Elena knew about these. She remembered the public outcry when the three drowned orca carcasses washed up near Seattle. Their bellies had been cut open and stones put inside – because the hunters thought they'd sink to the bottom and then no one would ever know. At least six live whales were taken to theme parks across North America that day.

One scene, in particular, was almost unwatchable. After chasing down the pod with planes and speedboats and seal bombs, the hunters dropped nets and herded the frightened animals against the Puget Sound shoreline. The whales were panicking. You could clearly hear parents calling out to their children; babies screeching back. The hunters singled out a baby orca, and a scuba diver attempted to net him. The diver, along with ten or so other men, drove the baby away from his mother. She thrashed around in the water, distraught, making haunting, high-pitched cries. The whole family stuck their noses above the surface perhaps to try and hear what was happening or to search for a way out. Meanwhile, the hunters tethered the baby tightly, nose and tail. He lay trapped and immobile, but his family didn't stop calling out to him. The men
hauled him into a cradle and hoiked him with a cherry-picker up into the air.
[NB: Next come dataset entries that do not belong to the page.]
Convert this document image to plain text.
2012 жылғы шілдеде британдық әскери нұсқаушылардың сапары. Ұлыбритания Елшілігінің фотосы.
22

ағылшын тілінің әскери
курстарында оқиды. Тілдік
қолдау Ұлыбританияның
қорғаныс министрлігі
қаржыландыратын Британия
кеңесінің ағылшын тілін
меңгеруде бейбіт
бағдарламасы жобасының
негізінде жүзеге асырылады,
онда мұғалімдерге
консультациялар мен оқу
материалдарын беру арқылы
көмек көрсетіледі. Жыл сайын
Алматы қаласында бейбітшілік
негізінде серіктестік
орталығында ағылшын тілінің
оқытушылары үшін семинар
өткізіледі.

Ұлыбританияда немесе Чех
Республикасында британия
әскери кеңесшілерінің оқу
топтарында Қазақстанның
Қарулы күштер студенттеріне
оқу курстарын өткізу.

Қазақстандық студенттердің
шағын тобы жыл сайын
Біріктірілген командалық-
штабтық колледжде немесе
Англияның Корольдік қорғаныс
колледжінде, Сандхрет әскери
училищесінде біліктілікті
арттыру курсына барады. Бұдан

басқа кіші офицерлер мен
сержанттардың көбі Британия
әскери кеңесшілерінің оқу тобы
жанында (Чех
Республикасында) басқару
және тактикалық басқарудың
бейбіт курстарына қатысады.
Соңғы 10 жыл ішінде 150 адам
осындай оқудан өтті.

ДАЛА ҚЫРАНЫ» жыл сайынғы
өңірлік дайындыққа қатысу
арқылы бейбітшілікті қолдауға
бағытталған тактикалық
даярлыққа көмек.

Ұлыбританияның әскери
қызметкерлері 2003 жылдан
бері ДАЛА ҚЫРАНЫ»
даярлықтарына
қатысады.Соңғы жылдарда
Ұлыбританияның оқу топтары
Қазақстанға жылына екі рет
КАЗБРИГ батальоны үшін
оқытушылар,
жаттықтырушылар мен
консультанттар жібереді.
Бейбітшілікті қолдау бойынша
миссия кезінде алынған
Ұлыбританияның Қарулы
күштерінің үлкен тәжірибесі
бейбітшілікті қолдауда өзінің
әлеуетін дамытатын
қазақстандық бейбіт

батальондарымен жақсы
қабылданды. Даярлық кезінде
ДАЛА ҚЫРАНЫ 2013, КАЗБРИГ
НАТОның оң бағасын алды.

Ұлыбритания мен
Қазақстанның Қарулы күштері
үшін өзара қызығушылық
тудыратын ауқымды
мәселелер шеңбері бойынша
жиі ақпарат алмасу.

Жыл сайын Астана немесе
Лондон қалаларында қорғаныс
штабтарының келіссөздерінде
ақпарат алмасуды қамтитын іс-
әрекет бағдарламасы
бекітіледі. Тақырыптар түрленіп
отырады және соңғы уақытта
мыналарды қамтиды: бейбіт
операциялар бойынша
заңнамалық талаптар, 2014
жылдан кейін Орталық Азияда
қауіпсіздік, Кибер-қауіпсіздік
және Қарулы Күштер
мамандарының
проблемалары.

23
The baby's terrified cries, as he dangled above his family, seemed human. And from the water beneath him, his mother's screams echoed out, louder than the others.

The camera panned back to the original scuba diver as he clambered out. He pulled off his mask and bent double, hands on knees, and as he raised his head for one last look at the captured infant, his mouth distorted. Tears streamed down his face.

When the film came to an end, Elena sat in the muggy darkness with her hands on her knees, churning with rage and guilt and shame. There weren't many people in the audience, but no one spoke or moved. The film whirred and flickered to a halt. Someone, somewhere near the front, was crying. The lights came on.

Afterwards, there was a talk. She wanted to get out. She badly needed air. But she didn't trust her legs to stand.

A bearded researcher – he'd been involved in the documentary in some way, though she wasn't sure how – stood on the stage in front of the dead screen. He said that legislation had been passed to outlaw orca captures in Washington State. It was a direct result of this footage. Finally people were noticing what was happening just off their beaches, and they were objecting to it. After more than ten years of this, people were beginning to understand that ripping young animals from their mothers, and taking them to die in concrete fish bowls, was not such a great idea.